Bei Westhampton fiel es ihr leichter, offen zu sprechen. Sie machte sich keine Gedanken darüber, ob er sie mochte oder nicht oder ob sie dem Bild entsprach, das die Gesellschaft von ihr haben sollte. Sie ging einfach genauso mit ihm um, wie sie sich gegenüber allen Freunden ihrer Geschwister verhielt – zwanglos und kameradschaftlich. Es dauerte nicht lange, bis sie verstand, dass Lord Westhampton genau der Richtige war, an den sie sich wenden konnte, wenn sie etwas Bestimmtes über die Etikette oder den ton erfahren wollte.

Eines Tages im Juli jedoch ließ ihr Vater sie und ihre Mutter zu sich in die Bibliothek rufen. Rachels Herz begann rascher zu klopfen, und ihre Wangen röteten sich vor Aufregung. Eine solche Aufforderung zum Gespräch bedeutete immer, dass etwas Wichtiges geschehen war. Sie dachte sogleich an Anthony Birkshaw. Er musste bei ihrem Vater um ihre Hand angehalten haben! In der unbedarften Unschuld einer Verliebten fiel ihr nichts anderes ein.

Lord Ravenscar stand hinter einem Tisch in der Bibliothek und schaute eindrucksvoll und bedrohlich zugleich aus; Rachel hatte Angst vor ihm – wie das schon seit Kindertagen der Fall gewesen war. Der Earl besaß keinerlei Sinn für Humor und verstand seine Kinder genauso wenig, wie er sie liebte.
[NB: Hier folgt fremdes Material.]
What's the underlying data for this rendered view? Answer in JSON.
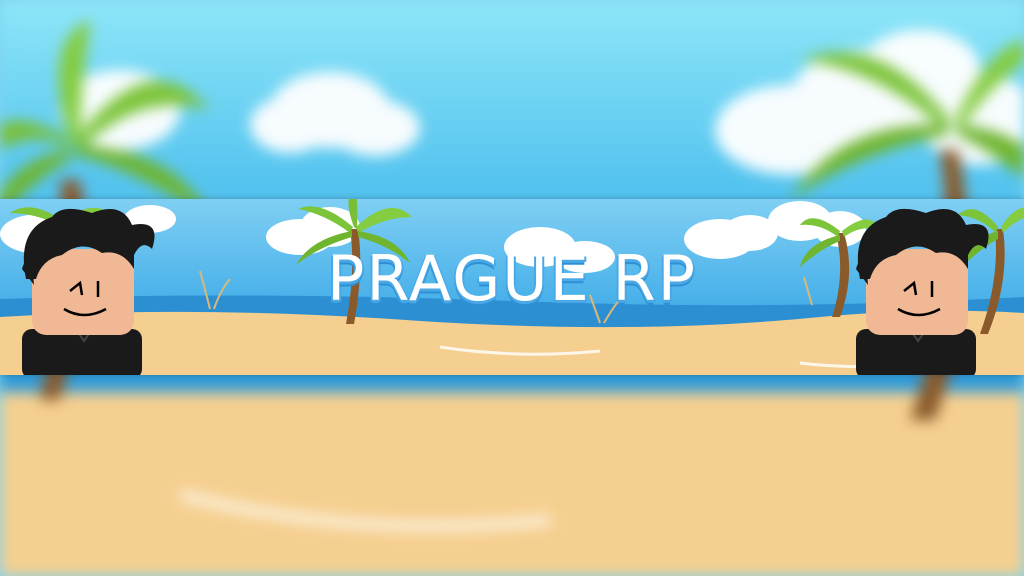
{
  "banner": {
    "title": "PRAGUE RP"
  },
  "colors": {
    "sky_top": "#8ee6f8",
    "sky_bottom": "#3aa9e3",
    "sand": "#f5cf8f",
    "sea": "#2f9ad8",
    "palm_leaf": "#7cc43a",
    "palm_trunk": "#8a5a2b",
    "title_text": "#ffffff",
    "title_outline": "#4aa8e6"
  },
  "icons": [
    "palm-tree-icon",
    "cloud-icon",
    "avatar-character-icon"
  ]
}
Er sah sie sowieso kaum außer am Sonntag, wenn die Familie gemeinsam in die Dorfkirche zum Gottesdienst gehen und danach eine lange Bibellesung des Vaters ertragen musste. Diese Gelegenheiten nahm der Patriarch zum Anlass, die große Bedeutung der kirchlichen Grundsätze zu betonen und seine Kinder nach ihren Sünden in der vergangenen Woche zu fragen. In seiner Vorstellung gehörte sich für Kinder nichts anderes, als dem Vater zu gehorchen und sich ihm ganz und gar zu fügen; jegliche Revolte gegen ihn wurde sogleich im Keim erstickt.

Rachel als die Jüngste der drei Geschwister hatte miterlebt, zu welch schrecklichen Auseinandersetzungen es zwischen dem Earl und seinem Ältesten gekommen war. Die Streitereien erreichten ihren Höhepunkt, als Ravenscar Devin aus dem Haus warf und verkündete, ihn nicht mehr sehen zu wollen. Seitdem hatte sie ihren geliebten Bruder bis zu jenem Sommer nicht mehr zu Gesicht bekommen. Der schmerzliche Verlust, den diese erzwungene Trennung für sie bedeutete, und die Erinnerung an das rot angelaufene, vor Zorn verzerrte Gesicht ihres Vaters hatten sich ihr für immer eingebrannt.

Es war ihr selbst gelungen, sich aus solchen unangenehmen Zwistigkeiten herauszuhalten, indem sie ihrem Vater, so gut wie möglich, auswich und ihm niemals direkt widersprach. Sie offenbarte ihm nichts von dem, was in ihr vorging, und hielt auch sonst vieles geheim.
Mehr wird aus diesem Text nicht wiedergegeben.